I think to ask why, but he’s already turned the question back to me. “What about you?”
“Right now, I guess,” I say. “I mean, I know where I’m going. I got a job at an inn for the fall-foliage and holiday season. But I have no idea what to expect when I get there. I’m not sure I like this feeling. I guess I don’t want to be free so much as I want to belong—to myself, to a place in the world, to a community. I don’t think I’ve ever felt any of that.”
The drink cart finally arrives. “We’ll have two gin and tonics in the sky,” I tell the flight attendant, winking at my seatmate.
When she hands our cups and mixers over, I pass him his, then set mine down on my tray table and pull out my Vermont Bucket List from my backpack beneath the seat in front of me. I made a list of twenty-five things I wanted to try during the three months I’m there. I thought discovering more of my likes and dislikes would help me better understand myself and find my passion. Despite being twenty-nine years old, I’ve never really understood what makes me tick. I’m hopeful my time in Vermont will help me get more clarity. The list includes silly things like “go on a road trip with no destination in mind,” along with more challenging items like “learn the art of patience” and “try thirty days straight of yoga.” I add “sip a gin and tonic in the sky” to the list, then cross it off.

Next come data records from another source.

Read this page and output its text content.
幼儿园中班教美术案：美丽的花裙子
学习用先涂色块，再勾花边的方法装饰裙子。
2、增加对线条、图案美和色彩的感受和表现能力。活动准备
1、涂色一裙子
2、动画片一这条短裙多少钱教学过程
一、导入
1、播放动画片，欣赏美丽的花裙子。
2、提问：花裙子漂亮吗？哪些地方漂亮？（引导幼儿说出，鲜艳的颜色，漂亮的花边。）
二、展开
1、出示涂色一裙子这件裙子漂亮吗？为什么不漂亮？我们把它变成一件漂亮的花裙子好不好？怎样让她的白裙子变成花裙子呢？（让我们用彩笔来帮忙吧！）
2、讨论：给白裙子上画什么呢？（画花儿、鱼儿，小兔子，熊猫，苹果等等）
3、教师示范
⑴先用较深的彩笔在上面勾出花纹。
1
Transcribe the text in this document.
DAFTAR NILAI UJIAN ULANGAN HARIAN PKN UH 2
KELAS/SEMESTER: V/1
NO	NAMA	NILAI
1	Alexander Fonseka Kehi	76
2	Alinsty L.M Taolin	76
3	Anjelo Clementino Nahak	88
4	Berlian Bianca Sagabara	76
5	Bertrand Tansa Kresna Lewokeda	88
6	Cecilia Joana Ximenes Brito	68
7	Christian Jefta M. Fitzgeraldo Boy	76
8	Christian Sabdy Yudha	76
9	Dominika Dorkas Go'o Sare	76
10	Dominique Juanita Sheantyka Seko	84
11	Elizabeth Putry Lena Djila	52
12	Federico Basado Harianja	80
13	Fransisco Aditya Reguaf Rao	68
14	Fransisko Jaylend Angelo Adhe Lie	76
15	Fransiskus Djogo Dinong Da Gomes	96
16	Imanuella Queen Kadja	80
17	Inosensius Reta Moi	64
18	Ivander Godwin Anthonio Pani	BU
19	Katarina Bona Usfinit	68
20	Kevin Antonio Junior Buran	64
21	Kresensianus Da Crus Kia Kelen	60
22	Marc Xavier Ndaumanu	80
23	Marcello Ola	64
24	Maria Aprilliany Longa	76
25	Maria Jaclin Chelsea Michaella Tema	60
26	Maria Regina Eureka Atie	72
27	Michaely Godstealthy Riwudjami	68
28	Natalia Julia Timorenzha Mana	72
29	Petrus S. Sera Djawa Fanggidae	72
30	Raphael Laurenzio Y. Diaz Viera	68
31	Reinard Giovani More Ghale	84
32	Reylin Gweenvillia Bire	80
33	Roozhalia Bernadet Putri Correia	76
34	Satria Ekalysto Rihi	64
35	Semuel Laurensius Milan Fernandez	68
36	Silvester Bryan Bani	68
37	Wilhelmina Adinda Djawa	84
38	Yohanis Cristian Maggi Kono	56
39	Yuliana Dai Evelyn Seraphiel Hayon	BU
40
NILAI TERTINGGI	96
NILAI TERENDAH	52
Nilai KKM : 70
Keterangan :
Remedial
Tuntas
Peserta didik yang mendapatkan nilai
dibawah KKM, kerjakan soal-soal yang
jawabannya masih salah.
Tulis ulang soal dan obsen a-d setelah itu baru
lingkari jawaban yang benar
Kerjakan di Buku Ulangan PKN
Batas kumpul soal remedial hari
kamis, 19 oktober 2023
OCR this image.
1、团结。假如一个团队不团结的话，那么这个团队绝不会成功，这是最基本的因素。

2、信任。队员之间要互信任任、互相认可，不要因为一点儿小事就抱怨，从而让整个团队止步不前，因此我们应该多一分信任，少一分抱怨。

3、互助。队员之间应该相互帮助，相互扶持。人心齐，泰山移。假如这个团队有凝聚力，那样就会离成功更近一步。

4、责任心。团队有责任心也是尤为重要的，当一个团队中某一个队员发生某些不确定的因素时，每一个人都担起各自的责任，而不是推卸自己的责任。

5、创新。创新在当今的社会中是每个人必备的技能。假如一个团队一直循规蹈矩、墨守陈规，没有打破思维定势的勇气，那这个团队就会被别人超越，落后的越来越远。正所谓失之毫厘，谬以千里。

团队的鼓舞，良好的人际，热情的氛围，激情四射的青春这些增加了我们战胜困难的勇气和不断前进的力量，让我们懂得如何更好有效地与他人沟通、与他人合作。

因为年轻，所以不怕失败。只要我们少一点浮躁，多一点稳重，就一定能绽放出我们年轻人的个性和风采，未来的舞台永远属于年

I’m about to slip it back in my backpack when the pilot glances over my shoulder and says, “What’s that?”
“Just a list of things I want to try while in Vermont.”
“Can I see it?”
I shake my head. I haven’t shown this list to anyone—not even to Zoe and Grace. I think I want to keep it that way.
“I really like that,” he says, as I put it away.
“Like what?”
“How decisive you were just then, not letting me see your list. Most people wouldn’t do that—they’d cave easily to the pressure of other people.”
“You say that like someone who doesn’t cave easily either.”
He smiles as he mixes his cocktail. “I generally do what I want, yes.”
His comment sends my stomach straight back to flutter mode. I brush it off, then change the subject.
“I’m Harper, by the way. What’s your name?”
He shakes his head and smiles again. “You’re going to laugh when I tell you.”
“Why?”
“Because you know I’m a pilot and that I love to fly.”
When I raise a brow, he drops his head down toward his drink and says, “Skyler. But I go by Sky.”
He’s right. I do laugh. “Well, your parents are to blame, then, for you not wanting to stay in Vermont. They shouldn’t have named you after the thing that would one day take you away. Try hitting them with that logic.”
He laughs and then holds up his cup. “To starting over,” he says.
“To surviving your family,” I say, clinking my glass against his.
We both take a sip. “So you’re going to be working at an inn, Harper?”
When I nod, he says, “Isn’t that the plot of a lot of romantic comedy movies?”
I laugh because I can’t believe he knows this. How does he know this?
“I grew up with three sisters. We had one television,” he says, as if he read my mind.
I stare down at my cup. “It’s stupid, I know,” I say, biting the inside of my lip.
“I don’t think it’s stupid,” he replies. “I think it sounds fun.”
Fun. I hadn’t thought of that. I’d thought this adventure might be scary, unexpected, a decision I might one day come to regret or look back on as a great learning experience. But I’d never thought it’d be fun. Maybe it will be fun. I could use some fun.